# Inner product spaces #1

A while ago I promised a series of posts about inner product spaces and visualization, and how, in particular, the right inner product space can help build a nice visualization of trajectory data. But before we get to that, I want to start with a quick refresher of orthogonality and least squares.

Let’s think of the simplest possible geometric problem in which this arises. I give you a point $(x_1, y_1)$ in $R^2$ and ask you to give me back the closest point to it, but constrained on being in a line given by $k . (x_2, y_2)$. You simply write out the distance as a function of k and minimize it:

$s(k)^2 = (k x_2 - x_1)^2 + (k y_2 - y_1)^2$

$= k^2 x_2^2 - 2k x_2 x_1 + x_1^2 + k^2 y_2^2 - 2k y_2 y_1 + y_1 ^ 2$

$ds/dk = 2 k (x_2^2 + y_2^2) - 2 (x_2 x_1 + y_2 y_1) = 0$

$k = x_2 x_1 + y_2 y_1 / (x_2 ^ 2 + y_2 ^ 2)$

This is trivial enough.

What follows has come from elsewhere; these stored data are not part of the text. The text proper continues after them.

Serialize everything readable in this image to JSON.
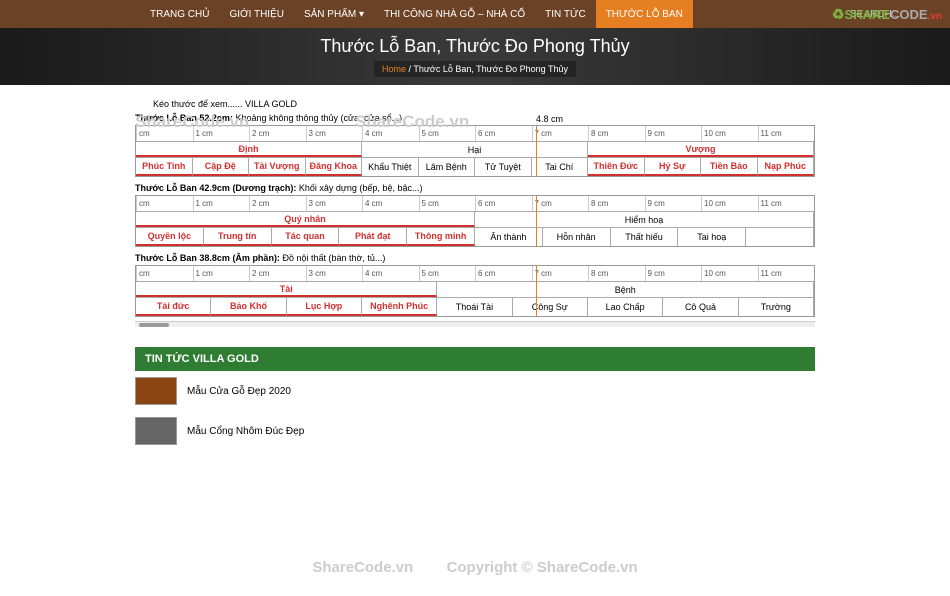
{
  "nav": {
    "items": [
      "TRANG CHỦ",
      "GIỚI THIỆU",
      "SẢN PHẨM",
      "THI CÔNG NHÀ GỖ – NHÀ CỔ",
      "TIN TỨC",
      "THƯỚC LỖ BAN"
    ],
    "active": 5,
    "search_placeholder": "SEARCH..."
  },
  "logo_text": "SHARECODE.vn",
  "hero": {
    "title": "Thước Lỗ Ban, Thước Đo Phong Thủy",
    "home": "Home",
    "sep": "/",
    "page": "Thước Lỗ Ban, Thước Đo Phong Thủy"
  },
  "watermarks": [
    "ShareCode.vn",
    "ShareCode.vn",
    "ShareCode.vn",
    "Copyright © ShareCode.vn"
  ],
  "instruction": "Kéo thước để xem...... VILLA GOLD",
  "indicator_cm": "4.8 cm",
  "rulers": [
    {
      "label_bold": "Thước Lỗ Ban 52.2cm:",
      "label_rest": " Khoảng không thông thủy (cửa, cửa sổ...)",
      "ticks": [
        "cm",
        "1 cm",
        "2 cm",
        "3 cm",
        "4 cm",
        "5 cm",
        "6 cm",
        "7 cm",
        "8 cm",
        "9 cm",
        "10 cm",
        "11 cm"
      ],
      "groups": [
        {
          "label": "Định",
          "red": true,
          "span": 4
        },
        {
          "label": "Hại",
          "red": false,
          "span": 4
        },
        {
          "label": "Vượng",
          "red": true,
          "span": 4
        }
      ],
      "cells": [
        {
          "t": "Phúc Tinh",
          "r": true
        },
        {
          "t": "Cập Đệ",
          "r": true
        },
        {
          "t": "Tài Vượng",
          "r": true
        },
        {
          "t": "Đăng Khoa",
          "r": true
        },
        {
          "t": "Khẩu Thiệt",
          "r": false
        },
        {
          "t": "Lâm Bệnh",
          "r": false
        },
        {
          "t": "Tử Tuyệt",
          "r": false
        },
        {
          "t": "Tai Chí",
          "r": false
        },
        {
          "t": "Thiên Đức",
          "r": true
        },
        {
          "t": "Hỷ Sự",
          "r": true
        },
        {
          "t": "Tiền Bảo",
          "r": true
        },
        {
          "t": "Nạp Phúc",
          "r": true
        }
      ]
    },
    {
      "label_bold": "Thước Lỗ Ban 42.9cm (Dương trạch):",
      "label_rest": " Khối xây dựng (bếp, bệ, bậc...)",
      "ticks": [
        "cm",
        "1 cm",
        "2 cm",
        "3 cm",
        "4 cm",
        "5 cm",
        "6 cm",
        "7 cm",
        "8 cm",
        "9 cm",
        "10 cm",
        "11 cm"
      ],
      "groups": [
        {
          "label": "Quý nhân",
          "red": true,
          "span": 5
        },
        {
          "label": "Hiểm hoạ",
          "red": false,
          "span": 5
        }
      ],
      "cells": [
        {
          "t": "Quyền lộc",
          "r": true
        },
        {
          "t": "Trung tín",
          "r": true
        },
        {
          "t": "Tác quan",
          "r": true
        },
        {
          "t": "Phát đạt",
          "r": true
        },
        {
          "t": "Thông minh",
          "r": true
        },
        {
          "t": "Ân thành",
          "r": false
        },
        {
          "t": "Hỗn nhân",
          "r": false
        },
        {
          "t": "Thất hiếu",
          "r": false
        },
        {
          "t": "Tai hoạ",
          "r": false
        },
        {
          "t": "",
          "r": false
        }
      ]
    },
    {
      "label_bold": "Thước Lỗ Ban 38.8cm (Âm phần):",
      "label_rest": " Đồ nội thất (bàn thờ, tủ...)",
      "ticks": [
        "cm",
        "1 cm",
        "2 cm",
        "3 cm",
        "4 cm",
        "5 cm",
        "6 cm",
        "7 cm",
        "8 cm",
        "9 cm",
        "10 cm",
        "11 cm"
      ],
      "groups": [
        {
          "label": "Tài",
          "red": true,
          "span": 4
        },
        {
          "label": "Bệnh",
          "red": false,
          "span": 5
        }
      ],
      "cells": [
        {
          "t": "Tài đức",
          "r": true
        },
        {
          "t": "Bảo Khố",
          "r": true
        },
        {
          "t": "Lục Hợp",
          "r": true
        },
        {
          "t": "Nghênh Phúc",
          "r": true
        },
        {
          "t": "Thoái Tài",
          "r": false
        },
        {
          "t": "Công Sự",
          "r": false
        },
        {
          "t": "Lao Chấp",
          "r": false
        },
        {
          "t": "Cô Quả",
          "r": false
        },
        {
          "t": "Trường",
          "r": false
        }
      ]
    }
  ],
  "news": {
    "heading": "TIN TỨC VILLA GOLD",
    "items": [
      "Mẫu Cửa Gỗ Đẹp 2020",
      "Mẫu Cổng Nhôm Đúc Đẹp"
    ]
  }
}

However, it is in a sense the wrong way to go about solving this problem. I want to start showing a superficially harder way to solve it that show us a lot more of the geometry of euclidean spaces. Let’s say I give you a candidate point $c = (k_c x_2, k_c y_2)$. This point could be the minimizer of the distance or it could not. How can we know? Intuitively, we can jiggle k a little bit, and see if it changes things. If it does, we move in the direction it helps. If it doesn’t, we’re close to a minimum. There’s two important vectors here: the direction in which the candidate point can move (this is the tangent vector), and the vector that points to $(x_1, y_1)$, which is the direction where $c$ would like to go if it could (this is the error vector). However, it still is possible for c to improve a little, by moving as much in the direction of $(x_1, y_1)$ that it can. In particular, when the direction to $(x_1, y_1)$ is orthogonal to the directions that c can move, we will necessarily be at a minimum.

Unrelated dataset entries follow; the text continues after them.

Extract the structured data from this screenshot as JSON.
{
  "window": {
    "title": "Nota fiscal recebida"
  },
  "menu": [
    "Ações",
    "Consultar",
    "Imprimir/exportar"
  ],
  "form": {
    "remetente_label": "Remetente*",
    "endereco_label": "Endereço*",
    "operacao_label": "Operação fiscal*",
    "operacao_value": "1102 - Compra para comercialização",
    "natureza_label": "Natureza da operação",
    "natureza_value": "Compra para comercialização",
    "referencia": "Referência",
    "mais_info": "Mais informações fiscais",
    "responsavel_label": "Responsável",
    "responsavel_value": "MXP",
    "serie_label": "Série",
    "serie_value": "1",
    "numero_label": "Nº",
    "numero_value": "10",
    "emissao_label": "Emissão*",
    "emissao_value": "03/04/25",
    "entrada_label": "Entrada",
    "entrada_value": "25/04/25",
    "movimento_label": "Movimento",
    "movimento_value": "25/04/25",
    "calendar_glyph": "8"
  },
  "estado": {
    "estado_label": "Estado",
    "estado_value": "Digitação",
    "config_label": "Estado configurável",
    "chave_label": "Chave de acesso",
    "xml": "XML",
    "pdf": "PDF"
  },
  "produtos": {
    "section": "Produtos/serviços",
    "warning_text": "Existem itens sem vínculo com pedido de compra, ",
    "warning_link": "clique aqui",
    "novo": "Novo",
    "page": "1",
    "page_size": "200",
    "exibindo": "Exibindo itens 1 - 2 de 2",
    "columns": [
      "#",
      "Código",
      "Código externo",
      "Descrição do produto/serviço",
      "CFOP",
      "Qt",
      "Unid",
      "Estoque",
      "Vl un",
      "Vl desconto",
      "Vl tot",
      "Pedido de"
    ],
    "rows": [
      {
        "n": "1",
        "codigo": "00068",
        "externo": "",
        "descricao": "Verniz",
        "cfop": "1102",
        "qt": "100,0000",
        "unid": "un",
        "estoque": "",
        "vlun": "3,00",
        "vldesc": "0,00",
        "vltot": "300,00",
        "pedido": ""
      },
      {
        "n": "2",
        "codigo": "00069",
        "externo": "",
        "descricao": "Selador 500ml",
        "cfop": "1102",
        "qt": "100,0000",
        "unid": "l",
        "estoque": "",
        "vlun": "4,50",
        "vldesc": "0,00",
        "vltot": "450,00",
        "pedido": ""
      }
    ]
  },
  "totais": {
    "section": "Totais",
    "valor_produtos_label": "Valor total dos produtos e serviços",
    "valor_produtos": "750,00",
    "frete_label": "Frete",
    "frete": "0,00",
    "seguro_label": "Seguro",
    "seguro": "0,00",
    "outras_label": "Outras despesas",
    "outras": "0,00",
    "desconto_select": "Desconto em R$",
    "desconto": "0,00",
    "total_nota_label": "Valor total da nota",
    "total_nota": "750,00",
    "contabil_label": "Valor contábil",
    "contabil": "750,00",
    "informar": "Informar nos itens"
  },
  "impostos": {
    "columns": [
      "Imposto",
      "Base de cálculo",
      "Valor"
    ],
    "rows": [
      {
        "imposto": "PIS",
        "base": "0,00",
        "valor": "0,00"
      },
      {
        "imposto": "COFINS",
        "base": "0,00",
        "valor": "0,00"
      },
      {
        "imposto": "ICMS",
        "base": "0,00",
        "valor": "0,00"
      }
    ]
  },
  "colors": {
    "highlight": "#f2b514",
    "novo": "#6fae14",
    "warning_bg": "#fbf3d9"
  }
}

This is the better way of looking at this problem: instead of trying to minimize the (squared) distance, try to find the point whose error vector is orthogonal to the tangent vector. Denoting the error vector as $e(k) = (x_1, y_1) - k (x_2, y_2)$, we look for $k$ such that $\langle e(k), (x_2, y_2) \rangle = 0$ (the tangent space of a point in a line going through the origin is exactly the vector that defines the line). This gives us

$\langle e(k), (x_2, y_2) \rangle = 0$

$\langle (x_1, y_1) - k (x_2, y_2) , (x_2, y_2) \rangle = 0$

$k = \langle (x_1, y_1), (x_2, y_2) \rangle / \langle (x_2, y_2), (x_2, y_2) \rangle$

Notice how much simpler the calculation is: no mention of distances or derivatives. However, the most important point about the calculation is that we never had to write out those dot products: we just use the dot product’s linearity with respect to vectors to compute k. “But dot products are easy”, you say! Why go through this trouble to avoid writing out the simplest vector expressions we can think of?

It turns out that the common dot product everyone is familiar with is far from the only dot product we can define. In particular, (real) inner products exist as long as they satisfy the following properties:

$\langle x, y \rangle = \langle y, x \rangle$

$\langle x, x \rangle \ge = 0$, with equality iff $x = \vec{0}$

$\langle a x + b y, z \rangle = a \langle x, z \rangle + b \langle y, z \rangle$

It is trivial to see that given vectors $x = ( x_i )$ and $y = ( y_i )$, $s(x, y) = \sum_i x_i y_i$ is an inner product. Here’s a slightly more complicated inner product: $m(x, y) = x^T M y$, where $M$ is a symmetric, positive-definite matrix. But why should we care about these weirder inner products? The main point is that different inner product correspond to different notions of distances between points in space, and some distances are more useful than others.

Let’s think of distances between (grayscale) images. We can define the standard inner product between two images as

$\langle i_1, i_2 \rangle = \int i_1(x, y) i_2(x, y) \; dx\; dy$

However, this distance is not particularly useful. Consider the following examples:

It should be easy to see that all of these images stand in the same distance to each another. However, this is really not what one would intuitively expect. It is also not particularly useful when one cares about the distances between different points in the same image. One would hope that portions of the images that are close together would be factored in the distance metric, so that the distance between the first and the last image is greater than the distance between the first and the second. In the next series of posts, I will show how the right inner product makes talking about these distances meaningful, and finally how to make an inner product that works for trajectory data.